What would you guys recommend I do? Is there any perl functionality I could use to to manage this scenario - and insure that each exactable has the recourses it needs before it executes.
The script is also communicating with another server, and for this reason I don’t want to run the jobs as a batch, I want an interval between each call.
thanks.

Replies are listed 'Best First'.
Re: Cron Job Management
by no_slogan (Deacon) on Jun 10, 2002 at 19:08 UTC
    You could have the crontabbed script flock a lockfile with LOCK_EX|LOCK_NB. If the lock fails, the file is already locked, so just exit and let the previous invocation of the script finish its work.

    If you need smarter scheduling behavior (like dealing with different-length jobs intelligently, or checking for avaliable resources), you'll probably have to use something other than cron. A simple solution would be to have the script run forever, with a big sleep between jobs.

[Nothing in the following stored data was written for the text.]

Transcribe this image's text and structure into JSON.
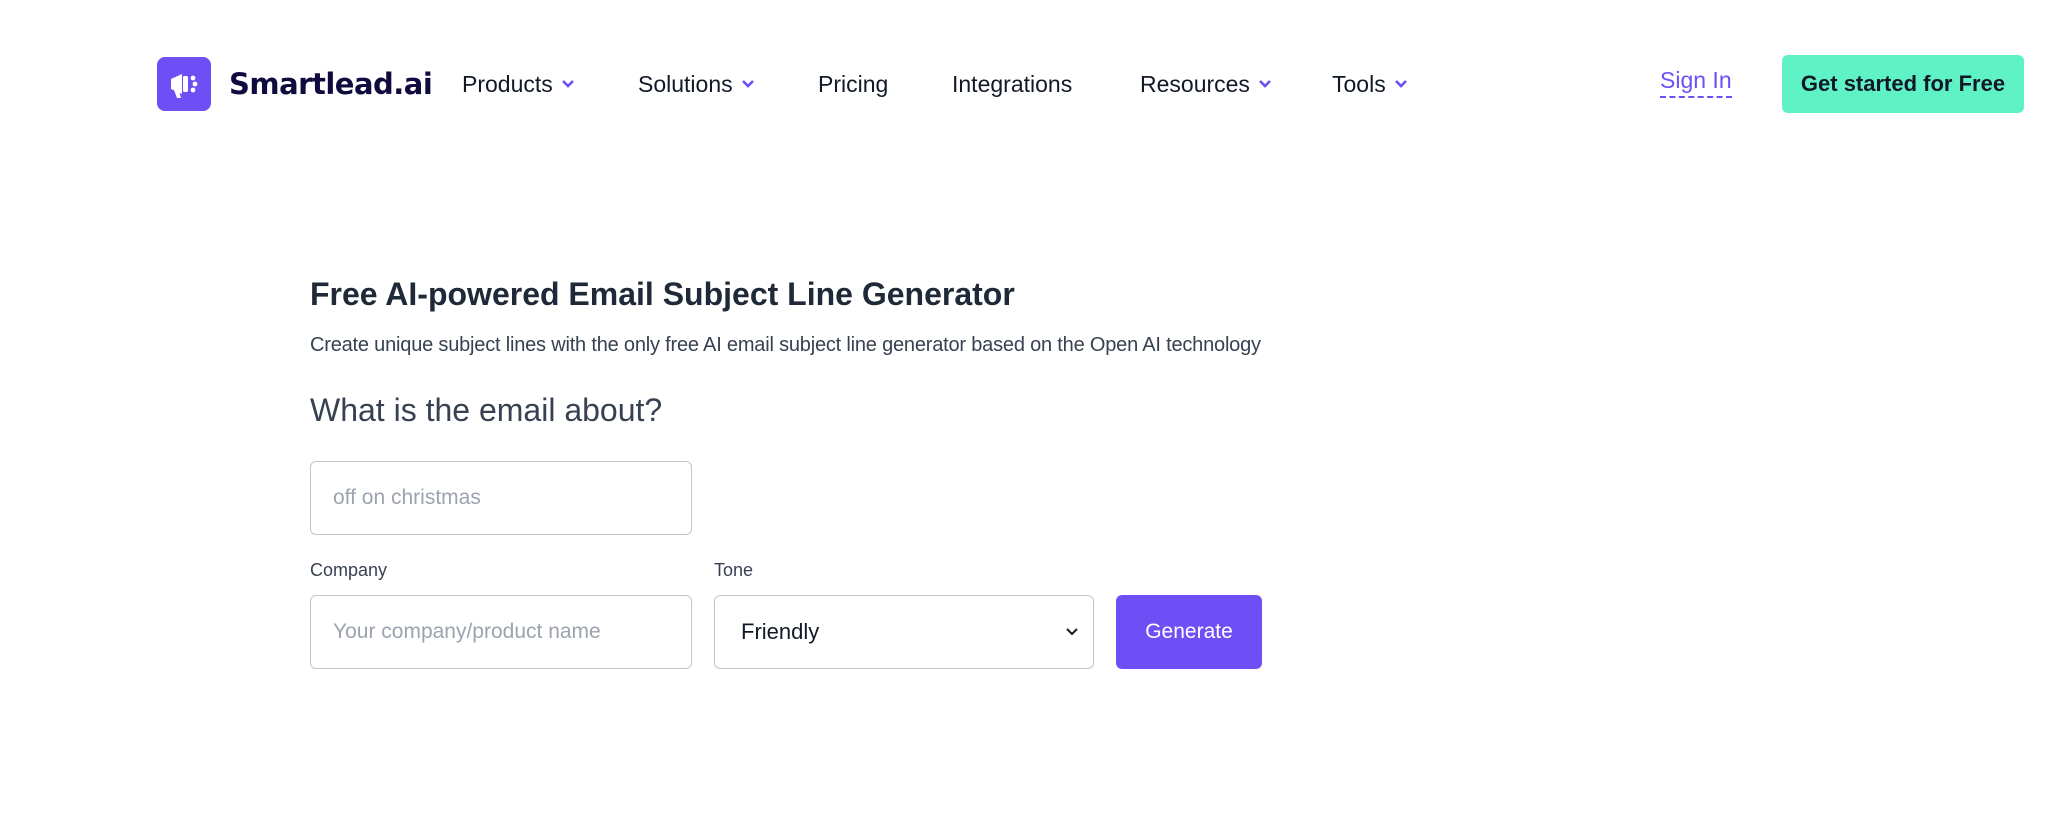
{
  "brand": {
    "name": "Smartlead.ai",
    "logo_icon": "megaphone-icon",
    "accent_color": "#6e4ff6",
    "cta_color": "#5ff2c4"
  },
  "nav": {
    "items": [
      {
        "label": "Products",
        "has_dropdown": true
      },
      {
        "label": "Solutions",
        "has_dropdown": true
      },
      {
        "label": "Pricing",
        "has_dropdown": false
      },
      {
        "label": "Integrations",
        "has_dropdown": false
      },
      {
        "label": "Resources",
        "has_dropdown": true
      },
      {
        "label": "Tools",
        "has_dropdown": true
      }
    ],
    "sign_in": "Sign In",
    "cta": "Get started for Free"
  },
  "main": {
    "title": "Free AI-powered Email Subject Line Generator",
    "subtitle": "Create unique subject lines with the only free AI email subject line generator based on the Open AI technology",
    "question": "What is the email about?",
    "topic_input": {
      "value": "",
      "placeholder": "off on christmas"
    },
    "company_label": "Company",
    "company_input": {
      "value": "",
      "placeholder": "Your company/product name"
    },
    "tone_label": "Tone",
    "tone_selected": "Friendly",
    "generate_label": "Generate"
  }
}
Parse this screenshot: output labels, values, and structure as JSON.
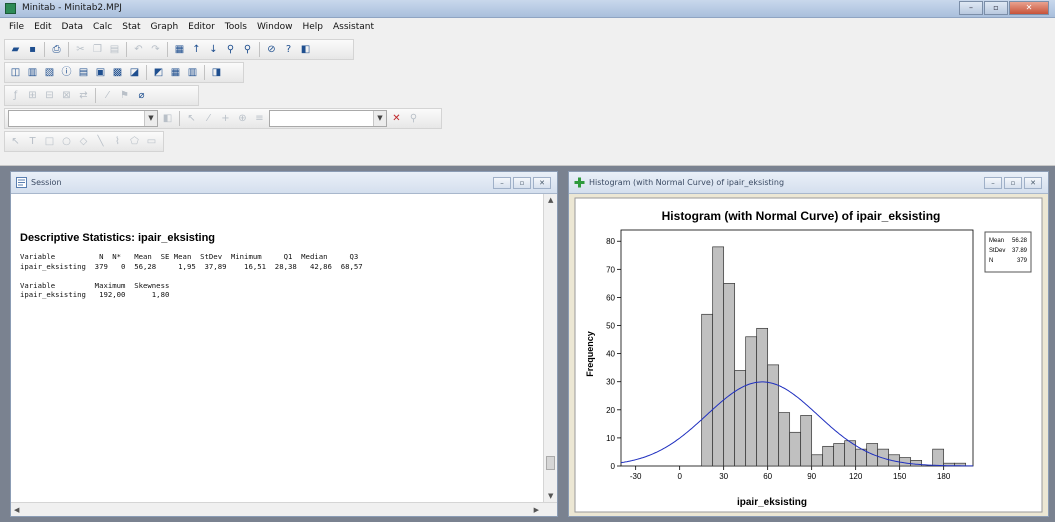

    At my previous place of employment, we had a saying that any script will eventually grow into a scheduling engine. That's a much more complicated solution. Basically, you maintain a list of jobs that can be run, and start one of them whenever the time is right. You can move jobs in and out of this "run queue" as the required resources come and go. You can set various rules for when you start a new job, like how much time after the previous job, or how many requests per minute to the server, or whatever. In some cases, you might want to run multiple jobs at once by having the main process fork off a child to handle each job, then wait for the children to exit. The number of children running at once can be adjusted based on system load, jobs that run for too long can be killed, and so on. If we'd had a clue, maybe we would have written a generic scheduling engine instead of just building a new one from scratch every time. And maybe we'd still be in business.

    Update: Try CPAN, maybe you'll find something that does what you want.

      Dunno about CPAN, but merlyn wrote Highlander, which does pretty much the same thing as you describe.

          --k.


Re: Cron Job Management
by bnh (Novice) on Jun 10, 2002 at 21:28 UTC
    could look at..... Schedule::Parallel; Parallel::ForkManager;
Re: Cron Job Management
by gav^ (Curate) on Jun 10, 2002 at 21:31 UTC
    Using Proc::PID_File is a pretty straightforward way of making sure your process is only running once:
    use Proc::PID_File; exit if hold_pid_file("/tmp/myscripts_name_here.pid");

    gav^